Por otro lado está la fracción V de la reciente reforma al artículo 3º constitucional. El nuevo marco claramente establece que toda persona tiene derecho a gozar de los beneficios de la ciencia y la tecnología, la garantía del acceso abierto a la información derivada y el apoyo del Estado a la investigación e innovación científica, humanística y tecnológica. Todavía falta la Ley General de Ciencia y Tecnología, pero los programas y las acciones a poner en marcha deberán corresponder a ese marco.

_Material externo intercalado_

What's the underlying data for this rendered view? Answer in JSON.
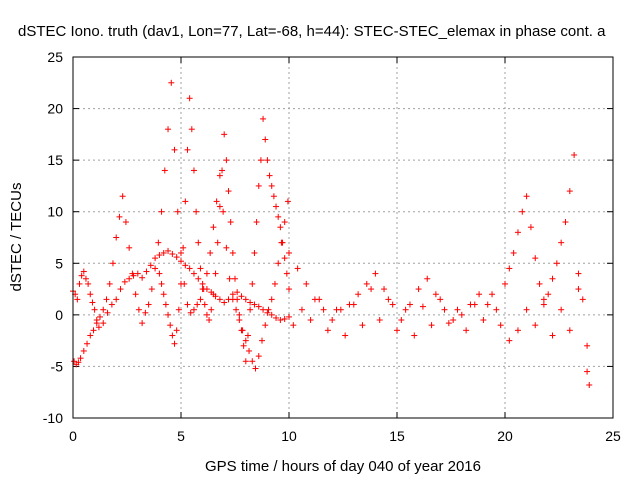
{
  "chart_data": {
    "type": "scatter",
    "title": "dSTEC Iono. truth (dav1, Lon=77, Lat=-68, h=44): STEC-STEC_elemax in phase cont. a",
    "xlabel": "GPS time / hours of day 040 of year 2016",
    "ylabel": "dSTEC  / TECUs",
    "xlim": [
      0,
      25
    ],
    "ylim": [
      -10,
      25
    ],
    "xticks": [
      0,
      5,
      10,
      15,
      20,
      25
    ],
    "yticks": [
      -10,
      -5,
      0,
      5,
      10,
      15,
      20,
      25
    ],
    "xtick_labels": [
      "0",
      "5",
      "10",
      "15",
      "20",
      "25"
    ],
    "ytick_labels": [
      "-10",
      "-5",
      "0",
      "5",
      "10",
      "15",
      "20",
      "25"
    ],
    "grid": true,
    "marker": "+",
    "color": "#ff0000",
    "series": [
      {
        "x": [
          0.0,
          0.1,
          0.2,
          0.3,
          0.4,
          0.5,
          0.6,
          0.7,
          0.8,
          0.9,
          1.0,
          1.1,
          1.2,
          1.4,
          1.6,
          1.8,
          2.0,
          2.2,
          2.4,
          2.6,
          2.8,
          3.0,
          3.2,
          3.4,
          3.6,
          3.8,
          4.0,
          4.2,
          4.4,
          4.6,
          4.8,
          5.0,
          5.2,
          5.4,
          5.6,
          5.8,
          6.0,
          6.2,
          6.4,
          6.6,
          6.8,
          7.0,
          7.2,
          7.4,
          7.6,
          7.8,
          8.0,
          8.2,
          8.4,
          8.6,
          8.8,
          9.0,
          9.2,
          9.4,
          9.6,
          9.8,
          10.0
        ],
        "y": [
          2.3,
          2.0,
          1.5,
          3.0,
          3.8,
          4.2,
          3.5,
          3.0,
          2.0,
          1.2,
          0.5,
          -0.5,
          -1.2,
          -0.8,
          0.2,
          1.0,
          1.5,
          2.5,
          3.2,
          3.5,
          3.8,
          4.0,
          3.6,
          4.2,
          4.8,
          5.5,
          5.8,
          6.0,
          6.2,
          5.9,
          5.6,
          5.2,
          4.8,
          4.5,
          4.0,
          3.5,
          3.0,
          2.5,
          2.2,
          1.8,
          1.5,
          1.2,
          1.5,
          2.0,
          2.2,
          1.8,
          1.5,
          1.2,
          1.0,
          0.8,
          0.5,
          0.2,
          0.0,
          -0.3,
          -0.5,
          -0.4,
          -0.2
        ]
      },
      {
        "x": [
          0.05,
          0.15,
          0.25,
          0.35,
          0.5,
          0.65,
          0.8,
          0.95,
          1.1,
          1.25,
          1.4,
          1.55,
          1.7,
          1.85,
          2.0,
          2.15,
          2.3,
          2.45,
          2.6,
          2.75,
          2.9,
          3.05,
          3.2,
          3.35,
          3.5,
          3.65,
          3.8,
          3.95,
          4.1,
          4.25,
          4.4,
          4.55,
          4.7,
          4.85,
          5.0,
          5.15,
          5.3,
          5.45,
          5.6,
          5.75,
          5.9,
          6.05,
          6.2,
          6.35,
          6.5,
          6.65,
          6.8,
          6.95,
          7.1,
          7.25,
          7.4,
          7.55,
          7.7,
          7.85,
          8.0,
          8.15,
          8.3,
          8.45,
          8.6,
          8.75,
          8.9,
          9.05,
          9.2,
          9.35,
          9.5,
          9.65,
          9.8,
          9.95
        ],
        "y": [
          -4.5,
          -4.8,
          -4.6,
          -4.2,
          -3.5,
          -2.8,
          -2.0,
          -1.5,
          -0.8,
          -0.2,
          0.5,
          1.5,
          3.0,
          5.0,
          7.5,
          9.5,
          11.5,
          9.0,
          6.5,
          4.0,
          2.0,
          0.5,
          -0.8,
          0.2,
          1.0,
          2.5,
          4.5,
          7.0,
          10.0,
          14.0,
          18.0,
          22.5,
          16.0,
          10.0,
          6.0,
          3.0,
          1.0,
          0.2,
          0.5,
          1.0,
          1.5,
          2.5,
          4.0,
          6.0,
          8.5,
          11.0,
          13.5,
          10.0,
          6.5,
          3.5,
          1.5,
          0.5,
          -0.5,
          -1.5,
          -2.5,
          -3.5,
          -4.5,
          -5.2,
          -4.0,
          -2.5,
          -1.0,
          0.5,
          1.5,
          3.0,
          5.0,
          7.0,
          9.0,
          11.0
        ]
      },
      {
        "x": [
          4.0,
          4.1,
          4.2,
          4.3,
          4.4,
          4.5,
          4.6,
          4.7,
          4.8,
          4.9,
          5.0,
          5.1,
          5.2,
          5.3,
          5.4,
          5.5,
          5.6,
          5.7,
          5.8,
          5.9,
          6.0,
          6.1,
          6.2,
          6.3,
          6.4,
          6.5,
          6.6,
          6.7,
          6.8,
          6.9,
          7.0,
          7.1,
          7.2,
          7.3,
          7.4,
          7.5,
          7.6,
          7.7,
          7.8,
          7.9,
          8.0,
          8.1,
          8.2,
          8.3,
          8.4,
          8.5,
          8.6,
          8.7,
          8.8,
          8.9,
          9.0,
          9.1,
          9.2,
          9.3,
          9.4,
          9.5,
          9.6,
          9.7,
          9.8,
          9.9,
          10.0
        ],
        "y": [
          4.0,
          3.0,
          2.0,
          1.0,
          0.0,
          -1.0,
          -2.0,
          -2.8,
          -1.5,
          0.5,
          3.0,
          6.5,
          11.0,
          16.0,
          21.0,
          18.0,
          14.0,
          10.0,
          7.0,
          4.5,
          2.5,
          1.0,
          0.0,
          -0.5,
          0.5,
          2.0,
          4.0,
          7.0,
          10.5,
          14.0,
          17.5,
          15.0,
          12.0,
          9.0,
          6.0,
          3.5,
          1.5,
          0.0,
          -1.5,
          -3.0,
          -4.5,
          -2.0,
          0.5,
          3.0,
          6.0,
          9.0,
          12.5,
          15.0,
          19.0,
          17.0,
          15.0,
          13.5,
          12.5,
          11.5,
          10.5,
          9.5,
          8.5,
          7.0,
          5.5,
          4.0,
          2.5
        ]
      },
      {
        "x": [
          10.0,
          10.4,
          10.8,
          11.2,
          11.6,
          12.0,
          12.4,
          12.8,
          13.2,
          13.6,
          14.0,
          14.4,
          14.8,
          15.2,
          15.6,
          16.0,
          16.4,
          16.8,
          17.2,
          17.6,
          18.0,
          18.4,
          18.8,
          19.2,
          19.6,
          20.0,
          20.2,
          20.4,
          20.6,
          20.8,
          21.0,
          21.2,
          21.4,
          21.6,
          21.8,
          22.0,
          22.2,
          22.4,
          22.6,
          22.8,
          23.0,
          23.2,
          23.4,
          23.6,
          23.8,
          23.9
        ],
        "y": [
          6.0,
          4.5,
          3.0,
          1.5,
          0.5,
          -0.5,
          0.5,
          1.0,
          2.0,
          3.0,
          4.0,
          2.5,
          1.0,
          -0.5,
          1.0,
          2.5,
          3.5,
          2.0,
          0.5,
          -0.5,
          0.0,
          1.0,
          2.0,
          1.0,
          0.5,
          3.0,
          4.5,
          6.0,
          8.0,
          10.0,
          11.5,
          8.5,
          5.5,
          3.0,
          1.0,
          2.0,
          3.5,
          5.0,
          7.0,
          9.0,
          12.0,
          15.5,
          4.0,
          1.5,
          -3.0,
          -6.8
        ]
      },
      {
        "x": [
          10.2,
          10.6,
          11.0,
          11.4,
          11.8,
          12.2,
          12.6,
          13.0,
          13.4,
          13.8,
          14.2,
          14.6,
          15.0,
          15.4,
          15.8,
          16.2,
          16.6,
          17.0,
          17.4,
          17.8,
          18.2,
          18.6,
          19.0,
          19.4,
          19.8,
          20.2,
          20.6,
          21.0,
          21.4,
          21.8,
          22.2,
          22.6,
          23.0,
          23.4,
          23.8
        ],
        "y": [
          -1.0,
          0.5,
          -0.5,
          1.5,
          -1.5,
          0.5,
          -2.0,
          1.0,
          -1.0,
          2.5,
          -0.5,
          1.5,
          -1.5,
          0.5,
          -2.0,
          0.8,
          -1.0,
          1.5,
          -0.8,
          0.5,
          -1.5,
          1.0,
          -0.5,
          2.0,
          -1.0,
          -2.5,
          -1.5,
          0.5,
          -1.0,
          1.5,
          -2.0,
          0.5,
          -1.5,
          2.5,
          -5.5
        ]
      }
    ]
  }
}
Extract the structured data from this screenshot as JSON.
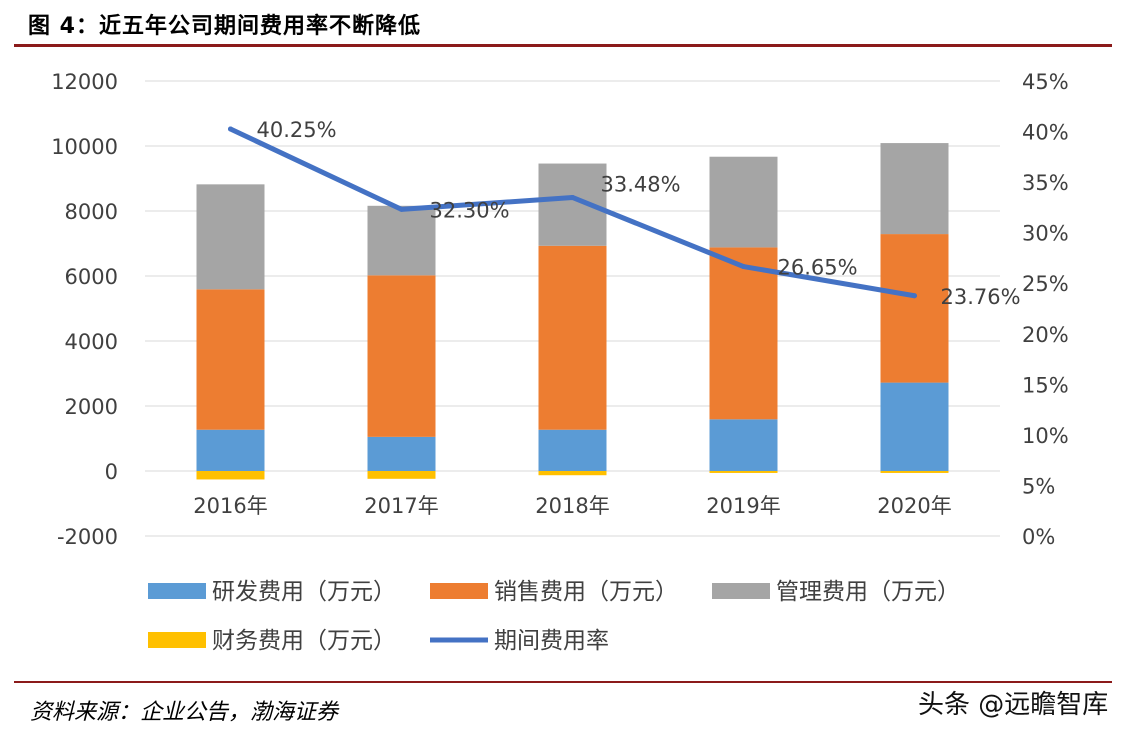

Por último, otra iniciativa más que está en curso son los Programas Nacionales Estratégicos (Pronaces). El planteamiento inicial es que estarán dirigidos a conjuntar esfuerzos de investigación y participación de diversos sectores para atender problemas urgentes, así como para proponer soluciones integrales y amplias.

Según lo previsto, cada uno de los Pronaces dará lugar a una agenda general que derivará en Proyectos Nacionales de Investigación e Incidencia (Pronaii), los cuales tendrán metas de corto, mediano y largo plazo (uno, tres y cinco o seis años, respectivamente). Hasta ahora los títulos de los once proyectos incluyen temáticas como: “conocimiento y gestión de cuencas del ciclo socio-natural del agua, para el bien común y la justicia socio-ambiental”; “violencias estructurales”; “memoria histórica y riqueza biocultural de México”; o “educación para la inclusión y la autonomía”, por ejemplo.

En fin, falta resolver los contenidos de la ley general del sector, entre cuyos componentes principales está la distribución de competencias entre la federación y las entidades, el financiamiento y la gobernanza del sistema. También resta conocer el Peciti, programa esencial para precisar el diagnóstico, el punto de llegada y los medios para lograrlo, deberá aparecer a más tardar en los primeros días del próximo mes de enero. Tal vez entonces podremos confirmar las anticipaciones y disipar la incertidumbre de este primer año.